La conclusione del capitolo 11 di Matteo è una bellissima preghiera di lode, che il Signore Gesù innalza al Padre e che possiamo anche imparare facilmente a memoria per ripeterla spesso. Ci ricorda la rivelazione più grande, quella di un Dio che è Padre, con le sue conseguenze: tutti noi siamo fratelli, perfino i nemici.
L’invito di Gesù è premuroso e incoraggiante: “Venite a me, voi tutti che siete affaticati e oppressi, e io vi ristorerò. Imparate da me che sono mite e umile di cuore”. Accanto a Lui più facile sarà anche la preghiera per quanti sono nell’incredulità, nel dubbio, nell’indifferenza, nel materialismo pratico; per coloro che sono prigionieri dell’individualismo e dell’egoismo; per le famiglie divise e per le persone sole; per coloro che sono vittime delle ingiustizie sociali, che sono senza lavoro, senza casa; per coloro che soffrono a motivo della violenza, dei conflitti, del terrorismo, delle guerre; per la pace in Terra Santa tra ebrei e palestinesi; perché sia scongiurata la guerra in ogni angolo del mondo.

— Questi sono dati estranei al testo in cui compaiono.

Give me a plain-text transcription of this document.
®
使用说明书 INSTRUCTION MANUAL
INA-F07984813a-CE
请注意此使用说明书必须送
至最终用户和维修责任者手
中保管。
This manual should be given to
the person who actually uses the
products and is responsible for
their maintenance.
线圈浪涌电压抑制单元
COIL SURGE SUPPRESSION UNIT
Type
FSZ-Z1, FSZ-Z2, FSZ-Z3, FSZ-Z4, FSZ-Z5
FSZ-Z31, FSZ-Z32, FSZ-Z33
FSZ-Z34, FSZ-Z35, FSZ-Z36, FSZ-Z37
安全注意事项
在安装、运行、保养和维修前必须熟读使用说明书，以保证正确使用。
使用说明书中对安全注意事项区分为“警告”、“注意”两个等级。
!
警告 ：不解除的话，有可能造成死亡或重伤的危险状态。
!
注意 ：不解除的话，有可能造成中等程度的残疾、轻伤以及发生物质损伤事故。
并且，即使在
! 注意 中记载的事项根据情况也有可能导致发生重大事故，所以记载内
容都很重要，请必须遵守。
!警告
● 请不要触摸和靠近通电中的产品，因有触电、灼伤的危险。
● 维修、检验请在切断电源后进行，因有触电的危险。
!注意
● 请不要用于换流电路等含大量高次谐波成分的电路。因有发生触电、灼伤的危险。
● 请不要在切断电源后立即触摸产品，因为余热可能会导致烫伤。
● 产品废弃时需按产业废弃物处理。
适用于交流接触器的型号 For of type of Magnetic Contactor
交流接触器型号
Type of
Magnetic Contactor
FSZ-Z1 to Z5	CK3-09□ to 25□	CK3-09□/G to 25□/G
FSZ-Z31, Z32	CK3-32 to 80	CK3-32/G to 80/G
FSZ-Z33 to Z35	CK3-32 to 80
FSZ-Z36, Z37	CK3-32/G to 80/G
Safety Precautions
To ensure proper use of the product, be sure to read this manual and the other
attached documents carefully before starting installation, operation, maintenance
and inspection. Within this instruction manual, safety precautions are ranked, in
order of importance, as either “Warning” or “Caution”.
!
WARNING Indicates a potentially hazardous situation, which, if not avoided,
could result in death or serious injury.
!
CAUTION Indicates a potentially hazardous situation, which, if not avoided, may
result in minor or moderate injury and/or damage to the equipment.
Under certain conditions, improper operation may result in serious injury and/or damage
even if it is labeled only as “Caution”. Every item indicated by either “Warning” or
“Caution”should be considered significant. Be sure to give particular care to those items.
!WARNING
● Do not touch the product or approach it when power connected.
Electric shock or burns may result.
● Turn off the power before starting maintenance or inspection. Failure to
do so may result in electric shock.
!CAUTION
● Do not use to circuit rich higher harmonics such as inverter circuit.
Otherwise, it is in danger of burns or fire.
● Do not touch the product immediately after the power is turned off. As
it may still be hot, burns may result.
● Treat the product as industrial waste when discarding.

San Francesco ha imparato da Cristo in modo meraviglioso ad essere mite ed umile di cuore. Vale la pena leggere qualcosa del ritratto spirituale che ne fa il suo primo biografo, Tommaso da Celano. “Era bello, stupendo e glorioso, nella sua innocenza, nella semplicità della sua parola, nella purezza di cuore, nell’amore di Dio, nella carità fraterna, nella prontezza dell’obbedienza, nella cortesia, nel suo aspetto angelico. Di carattere mite, di indole calmo, affabile nel parlare, cauto nell’ammonire, fedelissimo nell’adempimento dei compiti affidatigli, accorto nel consigliare, efficace nell’operare, amabile in tutto. Tenace nei propositi, saldo nella virtù, perseverante nella grazia, sempre uguale a se stesso. Veloce nel perdonare, lento all’ira, prudente nelle decisioni e di grande semplicità. Severo con sé, indulgente con gli altri, discreto in tutto” (Vita prima 83).
Il vescovo Giacomo da Vitry, che lo incontrò in Egitto all’assedio di Damietta durante la V Crociata, così lo presenta: “Egli era ripieno di tale eccesso di amore e di fervore di spirito che, venuto nell’esercito cristiano, accampato davanti a Damiata, in terra d’Egitto, volle recarsi, intrepido e munito solo dello scudo della fede, nell’accampamento del Sultano d’Egitto. Quando gli fu portato davanti, osservando l’aspetto di quell’uomo di Dio, il sultano si fece mansueto, e per parecchi giorni l’ascoltò con molta attenzione, mentre predicava Cristo davanti a lui e ai suoi. Poi, preso dal timore che qualcuno dei suoi si lasciasse convertire dall’efficacia delle sue parole […] lo fece ricondurre, con onore e protezione, nel nostro campo; e mentre lo congedava gli raccomandò: Prega per me, perché Dio si degni mostrarmi quale legge e fede gli è più gradita” (Historia Occidentalis II,32). Francesco è “mite e umile di cuore”, ma nello stesso tempo coraggioso nel proporre il Vangelo.